Sobolewski zaczyna opowiadać o tym, że gdy szedł na przesłuchanie, mógł się wszystkiemu przyjrzeć, bo prowadził go ich znajomy kapral, trwała msza w kościele — pustym, wszyscy byli na zewnątrz, więc oni ukryli się za świątynią. Wszędzie stało wojsko, z bębnami. Widział dzieci, wygolone głowy młodych chłopców wsadzanych do dwudziestu kibitek i wysyłanych na Syberię — wygłodniałych, nędznych, skupia się zwłaszcza na chłopakach ze Żmudzi, najmłodszy miał dziesięć lat, skarżył się, że nie może unieść łańcucha, ale nie zrobiło to wrażenia na policmajstrze, który tylko sprawdził, że waga jest standardowa. Wśród więźniów widział też przyjaciela Janczewskiego, który rok temu był pełen życia, teraz sczerniał, ale gdy go zauważył — oczy tłumu też zwróciły się w  stronę Sobolewskiego, aż kapral musiał go odciągać i wtedy właśnie Janczewski zdjął nakrycie z głowy i trzykrotnie krzyknął „Jeszcze Polska nie zginęła” – za co został zabagnetowany. Sobolewski kontynuuje, że widział też skatowanego Wasilewskiego, który był tak osłabiony, że wyglądał jak zdjęty z krzyża — przewrócił się, schodząc po schodach, wrzucono go do kobitki nieżywego, bo Sobolewski zwraca się wtedy do Boga i mówi, że to sądami Piłata przelana krew niewinna, ofiara dziecinna. 

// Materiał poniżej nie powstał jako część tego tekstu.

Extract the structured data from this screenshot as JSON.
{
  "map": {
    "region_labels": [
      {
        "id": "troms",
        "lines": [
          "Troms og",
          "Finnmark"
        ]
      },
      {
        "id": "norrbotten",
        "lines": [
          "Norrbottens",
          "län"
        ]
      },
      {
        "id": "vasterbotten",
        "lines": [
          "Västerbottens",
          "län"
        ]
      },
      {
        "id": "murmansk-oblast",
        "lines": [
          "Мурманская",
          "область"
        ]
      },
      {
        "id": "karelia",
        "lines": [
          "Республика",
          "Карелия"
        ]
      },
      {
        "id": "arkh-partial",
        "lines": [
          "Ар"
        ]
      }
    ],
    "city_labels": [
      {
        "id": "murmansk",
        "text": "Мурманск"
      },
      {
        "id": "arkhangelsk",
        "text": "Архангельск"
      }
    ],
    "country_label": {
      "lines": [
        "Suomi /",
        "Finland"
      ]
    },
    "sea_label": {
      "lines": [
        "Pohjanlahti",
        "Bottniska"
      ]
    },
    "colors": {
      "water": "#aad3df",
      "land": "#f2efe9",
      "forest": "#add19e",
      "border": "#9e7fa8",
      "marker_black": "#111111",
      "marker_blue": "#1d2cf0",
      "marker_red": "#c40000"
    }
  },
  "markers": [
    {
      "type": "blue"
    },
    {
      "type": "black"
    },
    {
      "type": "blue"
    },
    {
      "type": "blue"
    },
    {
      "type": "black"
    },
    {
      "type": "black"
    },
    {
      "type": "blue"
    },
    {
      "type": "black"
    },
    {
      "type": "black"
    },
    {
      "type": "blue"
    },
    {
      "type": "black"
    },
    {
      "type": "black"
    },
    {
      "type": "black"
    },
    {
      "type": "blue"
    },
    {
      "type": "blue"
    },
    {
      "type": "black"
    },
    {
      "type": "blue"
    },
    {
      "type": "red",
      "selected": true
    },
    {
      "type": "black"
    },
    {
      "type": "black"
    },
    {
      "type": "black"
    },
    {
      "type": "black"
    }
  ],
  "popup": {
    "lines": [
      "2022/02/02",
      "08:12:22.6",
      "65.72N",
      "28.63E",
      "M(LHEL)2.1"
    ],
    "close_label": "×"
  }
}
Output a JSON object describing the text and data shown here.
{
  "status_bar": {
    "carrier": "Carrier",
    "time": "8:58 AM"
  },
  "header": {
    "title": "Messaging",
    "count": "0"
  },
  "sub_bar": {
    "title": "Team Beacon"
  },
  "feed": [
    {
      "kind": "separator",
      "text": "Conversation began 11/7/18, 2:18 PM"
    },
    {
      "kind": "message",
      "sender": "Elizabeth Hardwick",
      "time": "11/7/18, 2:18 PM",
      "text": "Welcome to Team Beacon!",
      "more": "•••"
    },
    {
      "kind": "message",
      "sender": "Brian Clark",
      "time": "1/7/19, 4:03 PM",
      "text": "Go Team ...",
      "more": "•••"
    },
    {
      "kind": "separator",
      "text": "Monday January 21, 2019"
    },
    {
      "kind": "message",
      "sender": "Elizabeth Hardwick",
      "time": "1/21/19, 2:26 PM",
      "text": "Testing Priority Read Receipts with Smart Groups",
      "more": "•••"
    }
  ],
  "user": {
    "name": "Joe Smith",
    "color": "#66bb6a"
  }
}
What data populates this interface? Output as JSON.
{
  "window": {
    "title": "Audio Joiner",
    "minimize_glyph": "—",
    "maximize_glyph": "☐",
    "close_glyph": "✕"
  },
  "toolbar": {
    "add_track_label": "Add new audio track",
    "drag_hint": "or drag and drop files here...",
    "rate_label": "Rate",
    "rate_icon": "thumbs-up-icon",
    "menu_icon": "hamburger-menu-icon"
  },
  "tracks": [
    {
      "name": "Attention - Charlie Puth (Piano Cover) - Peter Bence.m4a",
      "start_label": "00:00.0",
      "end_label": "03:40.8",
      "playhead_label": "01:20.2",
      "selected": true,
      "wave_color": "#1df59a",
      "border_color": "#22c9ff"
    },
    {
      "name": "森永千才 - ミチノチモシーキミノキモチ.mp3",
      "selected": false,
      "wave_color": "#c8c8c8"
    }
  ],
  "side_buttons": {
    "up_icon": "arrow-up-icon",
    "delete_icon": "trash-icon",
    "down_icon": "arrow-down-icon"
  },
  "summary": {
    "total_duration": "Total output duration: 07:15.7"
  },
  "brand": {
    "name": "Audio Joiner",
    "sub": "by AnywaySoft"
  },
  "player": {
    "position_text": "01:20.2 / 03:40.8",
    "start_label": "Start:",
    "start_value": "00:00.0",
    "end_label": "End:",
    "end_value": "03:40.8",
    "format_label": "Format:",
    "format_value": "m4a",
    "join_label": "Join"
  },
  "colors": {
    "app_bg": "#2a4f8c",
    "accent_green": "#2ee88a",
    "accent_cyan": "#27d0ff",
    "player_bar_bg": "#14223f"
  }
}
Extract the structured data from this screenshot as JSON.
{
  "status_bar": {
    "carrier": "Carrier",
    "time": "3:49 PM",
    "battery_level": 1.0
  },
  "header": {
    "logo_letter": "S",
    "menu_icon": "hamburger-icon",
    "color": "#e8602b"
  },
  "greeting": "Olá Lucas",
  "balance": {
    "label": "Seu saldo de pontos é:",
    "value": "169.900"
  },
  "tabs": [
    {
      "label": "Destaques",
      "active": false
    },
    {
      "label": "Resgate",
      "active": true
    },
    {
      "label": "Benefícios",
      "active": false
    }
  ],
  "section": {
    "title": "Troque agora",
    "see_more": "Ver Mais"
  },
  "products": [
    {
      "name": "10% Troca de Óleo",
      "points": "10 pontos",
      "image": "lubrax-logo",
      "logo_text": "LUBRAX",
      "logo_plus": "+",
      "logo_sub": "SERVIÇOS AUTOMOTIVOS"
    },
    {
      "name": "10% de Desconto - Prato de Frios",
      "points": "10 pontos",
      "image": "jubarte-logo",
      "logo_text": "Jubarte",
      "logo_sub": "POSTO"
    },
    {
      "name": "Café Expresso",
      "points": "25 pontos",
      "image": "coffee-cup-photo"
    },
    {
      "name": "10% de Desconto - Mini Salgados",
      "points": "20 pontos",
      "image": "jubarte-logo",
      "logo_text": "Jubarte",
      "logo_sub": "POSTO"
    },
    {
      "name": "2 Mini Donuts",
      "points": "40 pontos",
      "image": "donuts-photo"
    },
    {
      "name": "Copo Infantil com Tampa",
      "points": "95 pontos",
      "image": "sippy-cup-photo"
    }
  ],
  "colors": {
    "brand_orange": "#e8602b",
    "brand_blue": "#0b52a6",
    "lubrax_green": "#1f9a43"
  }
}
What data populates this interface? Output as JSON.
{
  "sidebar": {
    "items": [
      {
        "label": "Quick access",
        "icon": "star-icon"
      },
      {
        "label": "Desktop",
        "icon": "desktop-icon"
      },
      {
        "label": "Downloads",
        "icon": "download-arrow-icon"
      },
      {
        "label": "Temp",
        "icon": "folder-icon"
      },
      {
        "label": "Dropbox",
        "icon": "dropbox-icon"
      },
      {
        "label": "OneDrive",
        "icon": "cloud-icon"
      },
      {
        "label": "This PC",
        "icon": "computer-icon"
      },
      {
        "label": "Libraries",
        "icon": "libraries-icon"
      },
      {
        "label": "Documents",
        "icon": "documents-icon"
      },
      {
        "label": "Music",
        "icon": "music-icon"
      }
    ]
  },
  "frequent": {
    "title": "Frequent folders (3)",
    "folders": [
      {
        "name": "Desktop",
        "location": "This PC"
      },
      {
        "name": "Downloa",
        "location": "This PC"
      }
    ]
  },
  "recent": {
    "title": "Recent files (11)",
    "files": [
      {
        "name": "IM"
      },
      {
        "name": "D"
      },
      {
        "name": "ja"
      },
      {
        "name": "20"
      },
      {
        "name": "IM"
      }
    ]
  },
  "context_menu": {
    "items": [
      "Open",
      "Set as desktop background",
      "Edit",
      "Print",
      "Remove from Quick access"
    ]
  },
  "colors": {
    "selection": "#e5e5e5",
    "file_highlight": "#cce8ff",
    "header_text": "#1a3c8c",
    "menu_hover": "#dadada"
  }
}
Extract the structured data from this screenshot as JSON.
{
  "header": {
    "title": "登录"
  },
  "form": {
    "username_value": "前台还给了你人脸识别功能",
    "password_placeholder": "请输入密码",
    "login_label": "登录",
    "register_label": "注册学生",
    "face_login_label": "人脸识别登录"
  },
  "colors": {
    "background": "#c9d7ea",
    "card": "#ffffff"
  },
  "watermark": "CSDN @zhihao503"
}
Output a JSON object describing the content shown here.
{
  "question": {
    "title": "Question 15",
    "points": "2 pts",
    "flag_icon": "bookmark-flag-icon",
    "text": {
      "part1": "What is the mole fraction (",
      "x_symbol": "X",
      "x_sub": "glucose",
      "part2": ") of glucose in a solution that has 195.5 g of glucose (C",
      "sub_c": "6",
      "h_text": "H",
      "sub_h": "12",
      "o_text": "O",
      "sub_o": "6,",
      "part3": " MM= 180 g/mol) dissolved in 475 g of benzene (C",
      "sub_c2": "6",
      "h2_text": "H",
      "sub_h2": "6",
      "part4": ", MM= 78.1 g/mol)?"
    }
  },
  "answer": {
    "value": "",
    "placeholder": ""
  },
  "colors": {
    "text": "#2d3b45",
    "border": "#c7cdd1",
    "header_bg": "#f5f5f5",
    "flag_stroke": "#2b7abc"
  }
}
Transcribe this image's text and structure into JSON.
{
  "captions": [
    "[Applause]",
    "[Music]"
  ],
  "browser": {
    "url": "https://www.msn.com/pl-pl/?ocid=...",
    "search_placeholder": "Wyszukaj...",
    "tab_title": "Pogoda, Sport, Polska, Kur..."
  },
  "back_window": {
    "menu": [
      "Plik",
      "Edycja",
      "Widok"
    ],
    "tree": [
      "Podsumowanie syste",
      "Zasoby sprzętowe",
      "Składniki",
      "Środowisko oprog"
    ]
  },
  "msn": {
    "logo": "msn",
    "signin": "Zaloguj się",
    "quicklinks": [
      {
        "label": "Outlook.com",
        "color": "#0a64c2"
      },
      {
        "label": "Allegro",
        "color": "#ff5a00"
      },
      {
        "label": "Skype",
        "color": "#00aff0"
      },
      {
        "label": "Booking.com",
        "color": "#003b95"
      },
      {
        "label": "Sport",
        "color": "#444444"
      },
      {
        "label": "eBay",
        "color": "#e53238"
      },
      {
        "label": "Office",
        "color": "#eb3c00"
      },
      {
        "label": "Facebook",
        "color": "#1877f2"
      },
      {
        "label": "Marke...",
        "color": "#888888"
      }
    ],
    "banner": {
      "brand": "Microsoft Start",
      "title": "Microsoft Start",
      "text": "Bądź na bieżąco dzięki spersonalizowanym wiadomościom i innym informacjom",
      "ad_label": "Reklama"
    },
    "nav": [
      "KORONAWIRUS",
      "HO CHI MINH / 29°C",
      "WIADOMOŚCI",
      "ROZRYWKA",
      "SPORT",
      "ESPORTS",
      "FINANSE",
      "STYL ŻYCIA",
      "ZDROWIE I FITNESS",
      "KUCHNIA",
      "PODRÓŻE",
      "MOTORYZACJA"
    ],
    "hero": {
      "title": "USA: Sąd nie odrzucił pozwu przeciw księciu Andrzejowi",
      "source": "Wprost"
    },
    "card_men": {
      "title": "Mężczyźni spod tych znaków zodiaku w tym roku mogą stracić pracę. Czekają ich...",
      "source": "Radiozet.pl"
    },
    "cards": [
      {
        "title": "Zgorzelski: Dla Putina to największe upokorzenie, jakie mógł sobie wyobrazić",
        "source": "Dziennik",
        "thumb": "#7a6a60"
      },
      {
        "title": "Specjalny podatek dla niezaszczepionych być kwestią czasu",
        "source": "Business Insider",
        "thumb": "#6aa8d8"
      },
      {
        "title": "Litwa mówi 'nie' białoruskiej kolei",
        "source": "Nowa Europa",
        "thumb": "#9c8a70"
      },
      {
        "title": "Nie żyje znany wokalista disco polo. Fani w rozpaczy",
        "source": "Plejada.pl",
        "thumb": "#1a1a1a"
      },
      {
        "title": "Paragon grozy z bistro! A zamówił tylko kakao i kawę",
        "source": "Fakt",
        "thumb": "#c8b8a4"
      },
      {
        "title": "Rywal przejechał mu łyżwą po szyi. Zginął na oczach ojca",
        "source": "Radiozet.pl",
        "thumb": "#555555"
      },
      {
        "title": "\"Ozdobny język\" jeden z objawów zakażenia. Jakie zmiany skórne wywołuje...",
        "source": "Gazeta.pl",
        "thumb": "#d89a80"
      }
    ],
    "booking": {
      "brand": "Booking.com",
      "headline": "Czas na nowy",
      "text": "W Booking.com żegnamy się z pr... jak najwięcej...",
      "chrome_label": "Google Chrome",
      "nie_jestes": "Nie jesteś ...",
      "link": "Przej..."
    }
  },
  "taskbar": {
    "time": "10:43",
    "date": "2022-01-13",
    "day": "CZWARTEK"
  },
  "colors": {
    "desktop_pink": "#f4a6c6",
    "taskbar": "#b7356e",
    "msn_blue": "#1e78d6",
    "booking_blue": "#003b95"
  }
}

Ks. Lwowicz mówi, że się o wszystkich modli. Adolf mówi, że Ksawery popełnił samobójstwo, by o nim też pamiętać. Frejend mówi, że to nie jest rozwiązanie, bo skoro dzielili razem radości, to nie powinien ich zostawiać w smutkach. Jankowski i Frejend mówią, że zaczynają z tego nieszczęścia wątpić w Boga, a nie chcą. Proszą, by Feliks zaśpiewał im coś pocieszającego, ale nagle Żegota opowiada bajkę Goreckiego, która jest aluzją do przypowieści o diable i ziarnie: Bóg dał ludziom ziarno, diabeł je wykradł, zakopał, wyrosło — to parabola, bo tak jest z nami, patriotami, nie myśleliśmy o tym, bo urodziliśmy się pod zaborami, dopiero teraz, gdy jesteśmy gnębieni za pochodzenie, chcemy bronić ojczyzny, więc car sam sobie robi wrogów. To nadzieja, że pokonamy zło. Bajka jest parabolą, czyli przenośnią, jawnym odwołaniem do biblijnych przypowieści (nauk) głoszonych przez Chrystusa. Występuje w niej symbolika agrarna, to zasiewanie ziarna i nadziei, które muszą obumrzeć, by wydać plon, śmierć jest zatem bramą do nowego świata. Można to interpretować też jako opowieść o mesjanizmie, czyli śmierci męczeńskiej, która zbawi przyszłe pokolenia (jak Jezus); ziarno to młodzież, która jest niewinna, ale jej ofiara nie pójdzie na marne, będzie karmić przyszłe pokolenia.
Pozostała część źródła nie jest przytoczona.